Michaloliakos kontert, indem er sich selbst als "arglosen Patrioten", Gründer und Führer der GM und Freidenker bezeichnet, Lagos und Konsorten jedoch "vulgäre und respektlose Menschen ohne ethische Grundsätze, Menschen, die kleingeistig denken und die Manieren von Hinterdörflern haben", nennt.

Beide, sowohl Lagos als auch Michaloliakos, werden in Kürze beim Prozess gegen die GM aussagen. Das indirekte Rededuell der einstigen Mitstreiter dürfte sehr interessant werden.

Die Justiz wird strenger

Lange wähnte sich die Partei, die von 2012 bis zu den Wahlen 2019 hinsichtlich des Wählerzuspruchs drittstärkste Partei in Griechenland war, in Sicherheit.
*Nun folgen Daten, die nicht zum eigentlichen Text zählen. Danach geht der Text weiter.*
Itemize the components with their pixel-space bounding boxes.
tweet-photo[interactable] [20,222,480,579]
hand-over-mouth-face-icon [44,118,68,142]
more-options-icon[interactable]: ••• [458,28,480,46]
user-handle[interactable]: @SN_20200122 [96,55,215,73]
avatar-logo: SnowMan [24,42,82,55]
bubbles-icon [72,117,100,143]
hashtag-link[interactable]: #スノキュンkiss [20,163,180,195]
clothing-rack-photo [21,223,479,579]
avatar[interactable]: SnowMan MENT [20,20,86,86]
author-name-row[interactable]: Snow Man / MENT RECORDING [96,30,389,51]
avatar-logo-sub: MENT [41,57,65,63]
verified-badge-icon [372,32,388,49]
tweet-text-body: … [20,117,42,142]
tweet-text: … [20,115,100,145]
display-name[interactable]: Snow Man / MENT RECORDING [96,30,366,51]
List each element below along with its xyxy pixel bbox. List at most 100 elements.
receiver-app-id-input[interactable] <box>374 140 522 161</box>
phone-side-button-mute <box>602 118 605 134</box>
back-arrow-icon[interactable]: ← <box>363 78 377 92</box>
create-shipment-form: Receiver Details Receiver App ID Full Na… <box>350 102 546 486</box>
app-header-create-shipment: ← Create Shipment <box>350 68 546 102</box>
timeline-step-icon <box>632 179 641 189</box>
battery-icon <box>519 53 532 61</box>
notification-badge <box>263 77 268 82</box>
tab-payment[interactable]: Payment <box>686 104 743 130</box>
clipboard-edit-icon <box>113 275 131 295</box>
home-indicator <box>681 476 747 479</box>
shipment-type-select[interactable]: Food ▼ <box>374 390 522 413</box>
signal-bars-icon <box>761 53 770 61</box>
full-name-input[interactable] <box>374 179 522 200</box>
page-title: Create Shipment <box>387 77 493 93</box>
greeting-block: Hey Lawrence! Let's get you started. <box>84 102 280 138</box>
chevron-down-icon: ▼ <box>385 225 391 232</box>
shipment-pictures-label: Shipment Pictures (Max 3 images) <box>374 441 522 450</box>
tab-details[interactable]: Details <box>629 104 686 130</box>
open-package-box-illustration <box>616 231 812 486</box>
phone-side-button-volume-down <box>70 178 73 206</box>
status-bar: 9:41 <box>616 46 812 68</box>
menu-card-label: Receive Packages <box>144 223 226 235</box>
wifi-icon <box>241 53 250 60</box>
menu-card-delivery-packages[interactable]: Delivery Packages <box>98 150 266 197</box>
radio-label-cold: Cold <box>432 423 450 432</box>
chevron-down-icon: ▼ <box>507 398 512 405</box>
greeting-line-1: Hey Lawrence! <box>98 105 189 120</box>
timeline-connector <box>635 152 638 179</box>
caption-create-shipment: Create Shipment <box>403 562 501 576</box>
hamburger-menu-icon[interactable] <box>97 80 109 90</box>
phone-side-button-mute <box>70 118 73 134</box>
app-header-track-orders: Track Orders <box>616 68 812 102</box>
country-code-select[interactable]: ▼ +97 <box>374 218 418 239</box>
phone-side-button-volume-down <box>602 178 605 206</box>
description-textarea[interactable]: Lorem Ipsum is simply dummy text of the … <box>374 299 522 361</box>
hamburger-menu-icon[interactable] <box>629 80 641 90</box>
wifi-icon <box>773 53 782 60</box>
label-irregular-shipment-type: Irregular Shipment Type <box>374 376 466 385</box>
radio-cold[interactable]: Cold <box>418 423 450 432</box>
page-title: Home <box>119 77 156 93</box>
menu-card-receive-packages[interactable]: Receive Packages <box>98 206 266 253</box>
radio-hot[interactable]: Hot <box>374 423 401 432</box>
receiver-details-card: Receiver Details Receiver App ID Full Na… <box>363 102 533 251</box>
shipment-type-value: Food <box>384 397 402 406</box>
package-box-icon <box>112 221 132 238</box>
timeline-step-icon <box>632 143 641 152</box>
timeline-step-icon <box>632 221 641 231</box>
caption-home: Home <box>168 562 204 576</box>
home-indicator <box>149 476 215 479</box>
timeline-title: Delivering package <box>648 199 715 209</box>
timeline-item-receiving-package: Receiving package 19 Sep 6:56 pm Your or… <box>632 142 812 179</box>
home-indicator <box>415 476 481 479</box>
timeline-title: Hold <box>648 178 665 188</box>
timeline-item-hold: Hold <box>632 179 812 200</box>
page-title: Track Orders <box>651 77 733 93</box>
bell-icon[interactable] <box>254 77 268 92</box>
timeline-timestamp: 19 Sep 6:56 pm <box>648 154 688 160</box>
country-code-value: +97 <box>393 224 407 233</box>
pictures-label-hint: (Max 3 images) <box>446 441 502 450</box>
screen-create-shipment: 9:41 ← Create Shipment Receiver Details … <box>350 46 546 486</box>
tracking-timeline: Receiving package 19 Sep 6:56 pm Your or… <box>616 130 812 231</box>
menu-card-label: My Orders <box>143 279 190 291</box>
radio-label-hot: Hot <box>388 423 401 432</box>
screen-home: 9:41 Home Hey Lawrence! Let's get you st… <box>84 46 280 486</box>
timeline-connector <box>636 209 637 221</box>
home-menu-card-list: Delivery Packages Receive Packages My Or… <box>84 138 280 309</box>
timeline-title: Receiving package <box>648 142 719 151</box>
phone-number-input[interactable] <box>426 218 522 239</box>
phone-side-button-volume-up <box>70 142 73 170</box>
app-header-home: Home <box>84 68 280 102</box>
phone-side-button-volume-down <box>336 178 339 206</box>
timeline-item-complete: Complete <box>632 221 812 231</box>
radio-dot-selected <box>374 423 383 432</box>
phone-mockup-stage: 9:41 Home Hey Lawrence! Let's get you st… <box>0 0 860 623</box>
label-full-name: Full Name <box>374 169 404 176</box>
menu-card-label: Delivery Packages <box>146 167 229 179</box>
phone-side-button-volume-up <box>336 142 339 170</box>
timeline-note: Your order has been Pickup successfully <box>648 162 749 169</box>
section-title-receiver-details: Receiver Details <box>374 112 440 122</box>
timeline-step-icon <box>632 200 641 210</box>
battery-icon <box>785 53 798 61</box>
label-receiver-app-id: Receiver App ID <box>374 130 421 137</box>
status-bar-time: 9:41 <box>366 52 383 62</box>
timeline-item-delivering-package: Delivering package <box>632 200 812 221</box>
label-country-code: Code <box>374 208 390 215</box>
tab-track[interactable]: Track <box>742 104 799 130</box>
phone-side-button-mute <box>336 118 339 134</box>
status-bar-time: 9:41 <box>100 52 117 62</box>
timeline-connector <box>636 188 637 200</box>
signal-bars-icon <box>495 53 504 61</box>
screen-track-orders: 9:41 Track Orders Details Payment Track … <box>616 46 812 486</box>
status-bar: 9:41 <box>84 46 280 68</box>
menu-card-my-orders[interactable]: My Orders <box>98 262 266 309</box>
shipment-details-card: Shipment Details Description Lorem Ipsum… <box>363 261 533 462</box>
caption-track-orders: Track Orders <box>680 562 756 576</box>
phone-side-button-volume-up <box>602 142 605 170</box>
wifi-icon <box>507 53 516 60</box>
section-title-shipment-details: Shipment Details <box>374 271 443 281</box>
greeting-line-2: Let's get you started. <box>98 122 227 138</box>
Das Argument, "wir sind eine parlamentarische Partei und keine kriminelle Organisation", schien lange die Justiz zu überzeugen. Schließlich wurde noch im April 2018 der EU-Parlamentarier der Kommunistischen Partei Griechenlands, Sotiris Zarianopoulos, in erster Instanz wegen Beleidigung verurteilt, weil er die GM als verbrecherische Naziorganisation betitelt hatte.

Die Angeklagten des Mammutprozesses gegen die Partei, welche unter anderen als "kriminelle Organisation" vor dem Kadi steht (Rechtsradikalismus in Griechenland), wurden nach Ablauf der maximal zulässigen Untersuchungshaftdauer von achtzehn Monaten entweder auf freien Fuß gesetzt oder wie der geständige Mörder von Pavlos Fyssas, Giorgos Roupakias, unter Hausarrest gestellt. Sie blieben den meisten Verhandlungstagen fern. Die früheren Parlamentarier der GM ließen sich vor Gericht ausschließlich nur von ihren Anwälten vertreten und verweigerten lange das Erscheinen.

Mitte Juni, als es beim Prozess um den Teilbereich der Anklageschrift bezüglich des Mordes an Pavlos Fyssas ging, mussten eigentlich achtzehn Angeklagte erscheinen, da sie an der Reihe waren, auszusagen. Die vorsitzende Richterin, Maria Lepenioti, sah jedoch nur sieben von ihnen im Saal.

Lepenioti kommentierte, "es ist die Pflicht der Angeklagten, hier zu sein. Das Gericht hat durchaus Möglichkeiten, sie vorführen zu lassen". Damit widersprach sie den Anwälten der Verteidigung, welche das Fehlen der Angeklagten auf berufliche Gründe schoben.